German Cancer Research D
Why we think this paper is great for you:
While focused on a specific domain, this paper's discussion on the challenges of AI validation practices is broadly applicable to ensuring the reliability and trustworthiness of AI systems. It highlights important considerations for robust AI development.
Abstract
Surgical data science (SDS) is rapidly advancing, yet clinical adoption of
artificial intelligence (AI) in surgery remains severely limited, with
inadequate validation emerging as a key obstacle. In fact, existing validation
practices often neglect the temporal and hierarchical structure of
intraoperative videos, producing misleading, unstable, or clinically irrelevant
results.
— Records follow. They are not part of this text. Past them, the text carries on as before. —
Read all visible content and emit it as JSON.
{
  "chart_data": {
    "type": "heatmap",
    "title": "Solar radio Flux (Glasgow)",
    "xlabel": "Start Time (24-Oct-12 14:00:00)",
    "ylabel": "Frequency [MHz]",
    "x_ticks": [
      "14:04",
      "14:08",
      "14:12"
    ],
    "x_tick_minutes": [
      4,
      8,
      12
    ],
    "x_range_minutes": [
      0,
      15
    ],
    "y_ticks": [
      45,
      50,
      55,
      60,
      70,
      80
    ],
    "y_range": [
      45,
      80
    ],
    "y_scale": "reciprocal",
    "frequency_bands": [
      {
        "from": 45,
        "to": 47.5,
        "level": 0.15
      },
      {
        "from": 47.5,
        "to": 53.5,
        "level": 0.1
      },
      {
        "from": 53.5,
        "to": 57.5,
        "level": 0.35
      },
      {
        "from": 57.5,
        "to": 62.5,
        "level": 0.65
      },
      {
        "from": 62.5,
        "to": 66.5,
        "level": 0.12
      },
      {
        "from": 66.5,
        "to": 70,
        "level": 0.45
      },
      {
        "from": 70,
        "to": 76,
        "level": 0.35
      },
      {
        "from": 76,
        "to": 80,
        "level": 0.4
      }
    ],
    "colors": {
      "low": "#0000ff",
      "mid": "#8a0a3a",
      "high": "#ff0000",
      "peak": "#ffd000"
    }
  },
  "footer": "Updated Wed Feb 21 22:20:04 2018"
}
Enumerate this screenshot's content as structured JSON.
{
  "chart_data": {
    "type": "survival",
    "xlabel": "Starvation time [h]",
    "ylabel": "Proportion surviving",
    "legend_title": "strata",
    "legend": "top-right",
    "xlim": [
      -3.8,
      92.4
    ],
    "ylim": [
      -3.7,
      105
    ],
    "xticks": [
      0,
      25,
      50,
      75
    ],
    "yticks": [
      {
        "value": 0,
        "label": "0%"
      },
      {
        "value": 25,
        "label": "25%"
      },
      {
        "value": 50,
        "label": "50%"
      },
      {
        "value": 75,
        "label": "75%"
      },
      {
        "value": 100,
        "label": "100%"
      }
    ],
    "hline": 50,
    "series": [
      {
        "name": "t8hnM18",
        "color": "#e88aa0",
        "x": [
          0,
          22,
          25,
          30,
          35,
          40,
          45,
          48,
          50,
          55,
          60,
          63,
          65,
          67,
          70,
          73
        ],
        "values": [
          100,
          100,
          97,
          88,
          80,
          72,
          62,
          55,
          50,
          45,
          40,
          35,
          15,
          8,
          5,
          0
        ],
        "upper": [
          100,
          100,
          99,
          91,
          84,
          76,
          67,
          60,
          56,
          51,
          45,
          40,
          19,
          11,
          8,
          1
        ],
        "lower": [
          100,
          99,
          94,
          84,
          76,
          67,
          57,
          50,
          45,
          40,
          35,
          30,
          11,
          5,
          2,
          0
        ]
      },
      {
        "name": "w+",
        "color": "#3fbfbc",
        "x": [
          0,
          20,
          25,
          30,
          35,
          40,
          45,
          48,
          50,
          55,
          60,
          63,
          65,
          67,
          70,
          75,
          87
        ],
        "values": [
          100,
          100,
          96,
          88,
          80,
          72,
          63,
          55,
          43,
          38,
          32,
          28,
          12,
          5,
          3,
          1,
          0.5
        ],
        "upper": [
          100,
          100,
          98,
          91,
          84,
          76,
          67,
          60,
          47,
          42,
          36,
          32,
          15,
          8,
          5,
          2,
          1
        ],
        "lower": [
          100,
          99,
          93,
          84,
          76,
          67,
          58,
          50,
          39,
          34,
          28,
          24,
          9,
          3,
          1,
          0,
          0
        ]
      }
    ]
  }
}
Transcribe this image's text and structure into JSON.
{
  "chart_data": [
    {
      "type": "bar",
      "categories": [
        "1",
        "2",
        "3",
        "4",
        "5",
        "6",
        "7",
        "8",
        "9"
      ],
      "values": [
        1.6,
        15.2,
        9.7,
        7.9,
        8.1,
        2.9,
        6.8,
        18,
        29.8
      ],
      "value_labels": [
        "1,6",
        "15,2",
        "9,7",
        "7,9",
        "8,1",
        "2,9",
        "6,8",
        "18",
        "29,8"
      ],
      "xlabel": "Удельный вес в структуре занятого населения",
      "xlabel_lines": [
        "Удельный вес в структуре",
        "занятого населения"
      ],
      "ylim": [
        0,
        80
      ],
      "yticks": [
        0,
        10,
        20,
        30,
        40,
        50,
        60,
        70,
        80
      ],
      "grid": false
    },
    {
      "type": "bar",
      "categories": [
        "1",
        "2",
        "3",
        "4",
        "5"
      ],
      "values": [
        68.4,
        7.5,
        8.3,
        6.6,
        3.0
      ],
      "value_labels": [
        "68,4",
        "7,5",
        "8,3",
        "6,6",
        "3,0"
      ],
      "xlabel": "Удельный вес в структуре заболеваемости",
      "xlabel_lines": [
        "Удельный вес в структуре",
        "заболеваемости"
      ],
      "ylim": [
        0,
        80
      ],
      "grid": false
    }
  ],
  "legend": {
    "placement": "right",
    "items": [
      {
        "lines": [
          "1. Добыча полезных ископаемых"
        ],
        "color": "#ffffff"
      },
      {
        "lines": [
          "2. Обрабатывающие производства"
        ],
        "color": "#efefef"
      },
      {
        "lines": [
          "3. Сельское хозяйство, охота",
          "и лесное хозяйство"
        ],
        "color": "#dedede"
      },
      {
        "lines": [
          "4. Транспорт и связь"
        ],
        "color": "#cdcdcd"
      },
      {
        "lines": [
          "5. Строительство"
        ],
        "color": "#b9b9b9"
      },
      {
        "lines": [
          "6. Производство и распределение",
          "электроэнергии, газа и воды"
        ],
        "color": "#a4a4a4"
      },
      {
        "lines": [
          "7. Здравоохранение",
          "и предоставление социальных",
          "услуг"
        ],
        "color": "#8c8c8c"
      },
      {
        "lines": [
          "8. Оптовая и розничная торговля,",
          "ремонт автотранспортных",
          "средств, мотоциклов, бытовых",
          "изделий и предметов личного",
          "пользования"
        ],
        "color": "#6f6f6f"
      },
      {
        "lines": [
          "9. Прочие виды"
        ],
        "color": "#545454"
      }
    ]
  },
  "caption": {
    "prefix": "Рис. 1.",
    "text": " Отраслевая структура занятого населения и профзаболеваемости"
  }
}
In a pioneering, consensus-driven effort, we introduce the first
comprehensive catalog of validation pitfalls in AI-based surgical video
analysis that was derived from a multi-stage Delphi process with 91
international experts. The collected pitfalls span three categories: (1) data
(e.g., incomplete annotation, spurious correlations), (2) metric selection and
configuration (e.g., neglect of temporal stability, mismatch with clinical
needs), and (3) aggregation and reporting (e.g., clinically uninformative
aggregation, failure to account for frame dependencies in hierarchical data
structures). A systematic review of surgical AI papers reveals that these
pitfalls are widespread in current practice, with the majority of studies
failing to account for temporal dynamics or hierarchical data structure, or
relying on clinically uninformative metrics. Experiments on real surgical video
datasets provide the first empirical evidence that ignoring temporal and
hierarchical data structures can lead to drastic understatement of uncertainty,
obscure critical failure modes, and even alter algorithm rankings. This work
establishes a framework for the rigorous validation of surgical video analysis
algorithms, providing a foundation for safe clinical translation, benchmarking,
regulatory review, and future reporting standards in the field.